On the DMU50, the job could be hogged out on the outside, with all port holes hydraulics and even the inner holes machined without the need of separate set-ups. In the end, the part was made in just 4 set-ups, reducing the machining time by two-thirds and the scrap significantly. “We went from walking to running overnight,” Sharoni said. In comparison to the time that was necessary to complete machining of this part using a 4 –axis machine, the DMU50 dramatically reduced the machining time by more than 60%!
On another job, an order of 30 pieces had been run, only 18 were delivered and the others were being scrapped. When Sharoni informed the customer of the acquisition of the DMU50 and its inherent capabilities, owing to its rigid tolerances, the customer increased the order by an additional 20 pieces. The run time dropped from 20 hours to 4 hours, in that instance. “We went from a typewriter to a PC on this job,” says Sharoni. He said the DMU50 produces his parts 95 percent finished, in most cases, requiring only a small lathe and milling operations on the clamped side and inaccessible areas due to limitations of the rotating carrier of the table.
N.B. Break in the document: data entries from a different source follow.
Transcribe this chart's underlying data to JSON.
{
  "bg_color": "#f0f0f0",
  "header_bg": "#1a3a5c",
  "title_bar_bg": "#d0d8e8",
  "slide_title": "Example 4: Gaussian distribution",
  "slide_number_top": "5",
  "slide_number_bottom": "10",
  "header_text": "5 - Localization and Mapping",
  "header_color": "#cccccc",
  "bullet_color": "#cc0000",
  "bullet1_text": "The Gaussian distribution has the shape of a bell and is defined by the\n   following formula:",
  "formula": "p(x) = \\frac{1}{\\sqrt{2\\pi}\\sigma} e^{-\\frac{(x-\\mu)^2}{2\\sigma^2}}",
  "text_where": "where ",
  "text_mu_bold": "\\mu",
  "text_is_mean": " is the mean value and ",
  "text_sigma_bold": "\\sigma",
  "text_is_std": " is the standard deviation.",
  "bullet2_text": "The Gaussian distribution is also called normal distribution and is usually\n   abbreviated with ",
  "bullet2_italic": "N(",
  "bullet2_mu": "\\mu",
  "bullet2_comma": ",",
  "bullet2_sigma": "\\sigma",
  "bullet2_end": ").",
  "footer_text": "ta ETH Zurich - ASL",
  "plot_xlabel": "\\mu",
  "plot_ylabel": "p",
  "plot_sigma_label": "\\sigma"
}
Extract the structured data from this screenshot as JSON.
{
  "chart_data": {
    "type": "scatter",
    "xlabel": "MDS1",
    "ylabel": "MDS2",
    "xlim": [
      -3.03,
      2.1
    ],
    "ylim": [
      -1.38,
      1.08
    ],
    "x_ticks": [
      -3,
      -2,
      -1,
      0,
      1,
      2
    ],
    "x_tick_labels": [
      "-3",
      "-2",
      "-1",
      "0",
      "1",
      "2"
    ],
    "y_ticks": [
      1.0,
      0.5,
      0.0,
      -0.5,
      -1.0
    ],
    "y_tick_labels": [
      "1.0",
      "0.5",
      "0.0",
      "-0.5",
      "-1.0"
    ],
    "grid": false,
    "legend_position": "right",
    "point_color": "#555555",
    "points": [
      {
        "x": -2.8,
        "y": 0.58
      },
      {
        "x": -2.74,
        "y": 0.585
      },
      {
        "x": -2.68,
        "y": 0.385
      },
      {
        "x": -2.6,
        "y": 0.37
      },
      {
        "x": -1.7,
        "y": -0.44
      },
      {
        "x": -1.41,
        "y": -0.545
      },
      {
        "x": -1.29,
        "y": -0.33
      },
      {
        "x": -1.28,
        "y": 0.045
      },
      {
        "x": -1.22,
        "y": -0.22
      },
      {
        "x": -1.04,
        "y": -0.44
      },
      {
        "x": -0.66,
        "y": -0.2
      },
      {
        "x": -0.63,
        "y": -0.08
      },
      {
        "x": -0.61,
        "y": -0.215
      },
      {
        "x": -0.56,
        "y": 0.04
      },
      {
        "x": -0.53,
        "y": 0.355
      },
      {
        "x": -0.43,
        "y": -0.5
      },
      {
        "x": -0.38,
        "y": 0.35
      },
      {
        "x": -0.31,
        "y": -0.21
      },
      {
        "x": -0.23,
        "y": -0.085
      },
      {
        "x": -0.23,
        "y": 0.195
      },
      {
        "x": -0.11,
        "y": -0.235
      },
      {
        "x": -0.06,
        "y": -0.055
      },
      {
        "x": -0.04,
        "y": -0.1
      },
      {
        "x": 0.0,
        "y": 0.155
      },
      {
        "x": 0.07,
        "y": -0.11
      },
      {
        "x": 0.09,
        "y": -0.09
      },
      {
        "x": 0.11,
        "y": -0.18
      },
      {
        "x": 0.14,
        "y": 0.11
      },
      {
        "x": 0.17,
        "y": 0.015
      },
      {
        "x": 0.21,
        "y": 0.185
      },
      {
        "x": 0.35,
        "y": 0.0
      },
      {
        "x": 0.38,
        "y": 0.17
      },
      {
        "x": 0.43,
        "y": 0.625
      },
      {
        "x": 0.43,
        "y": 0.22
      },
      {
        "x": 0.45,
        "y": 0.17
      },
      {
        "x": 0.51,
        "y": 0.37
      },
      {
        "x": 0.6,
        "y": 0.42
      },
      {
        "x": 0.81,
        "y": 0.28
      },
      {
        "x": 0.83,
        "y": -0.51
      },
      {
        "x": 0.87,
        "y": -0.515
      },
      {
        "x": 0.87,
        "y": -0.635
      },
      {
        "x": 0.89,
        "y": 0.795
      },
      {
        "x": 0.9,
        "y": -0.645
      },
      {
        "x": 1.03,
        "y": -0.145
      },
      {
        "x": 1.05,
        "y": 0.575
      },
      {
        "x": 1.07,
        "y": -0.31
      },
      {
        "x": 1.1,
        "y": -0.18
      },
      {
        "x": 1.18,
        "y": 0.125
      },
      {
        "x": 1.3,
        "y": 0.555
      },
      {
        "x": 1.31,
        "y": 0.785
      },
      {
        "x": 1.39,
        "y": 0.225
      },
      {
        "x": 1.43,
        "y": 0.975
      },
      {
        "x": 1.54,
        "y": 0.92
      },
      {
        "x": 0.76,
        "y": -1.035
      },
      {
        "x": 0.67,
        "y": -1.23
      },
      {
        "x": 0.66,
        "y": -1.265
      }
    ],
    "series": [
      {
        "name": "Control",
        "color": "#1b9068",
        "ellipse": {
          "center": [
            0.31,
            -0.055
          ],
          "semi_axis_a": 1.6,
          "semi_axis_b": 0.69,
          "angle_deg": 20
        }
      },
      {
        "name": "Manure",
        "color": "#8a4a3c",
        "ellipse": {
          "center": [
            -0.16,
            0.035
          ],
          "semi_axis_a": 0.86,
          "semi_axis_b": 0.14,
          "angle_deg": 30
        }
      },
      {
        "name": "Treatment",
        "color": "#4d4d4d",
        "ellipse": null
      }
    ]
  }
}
In another occasion, a customer had a sand casting part that was very difficult to machine because of the variations in the castings. BAR has proposed to completely machine the part as an alternative to continue with the troublesome casting, or reinvest in a new casting process. The difficult part was machined in two days to the amazement of the customer that now seriously considers a complete hoggout.
By adding a rotary table to the DMU50, a six-axis cutting theater could be achieved, resulting in even greater flexibility, more jobs and increased profit, according to Asher Sharoni. With a 16-position tool changer, many of the jobs can be accommodated, though Sharoni notes he will be looking for a larger tool changer on his next five-axis machine, already under consideration for purchase. The shop is also looking into adding a simultaneous five-axis machine, which would enable it to move into the arena of blades and impellers.
Virtually any drawing or e-file format can be accommodated and the ShopMill program onboard the Siemens CNC can simulate the actual cutting path in a track-able sequences to determine the cycle time, prevent tool collisions and allow faster, more accurate quoting, while reducing scrap and time-to-first-part, Sharoni says. “The machine control actually modifies the part program, when needed, and that is a real asset to us, as we learn more about five-axis work on each shift.”
In addition to the machine tool and CNC technology, Asher Sharoni cited the superior service and support he received from Udo Herbes and his team at the local DMG tech center, as well as from Daniel Martinez, the Siemens CNC end user support manager for the West Coast, as key influencers in his decision to buy and likely buy again, from these companies. BAR is considering purchasing more DMU50/70 machines as it positions itself as experts in machining more difficult parts utilizing 5-6 axis machines as standard operations.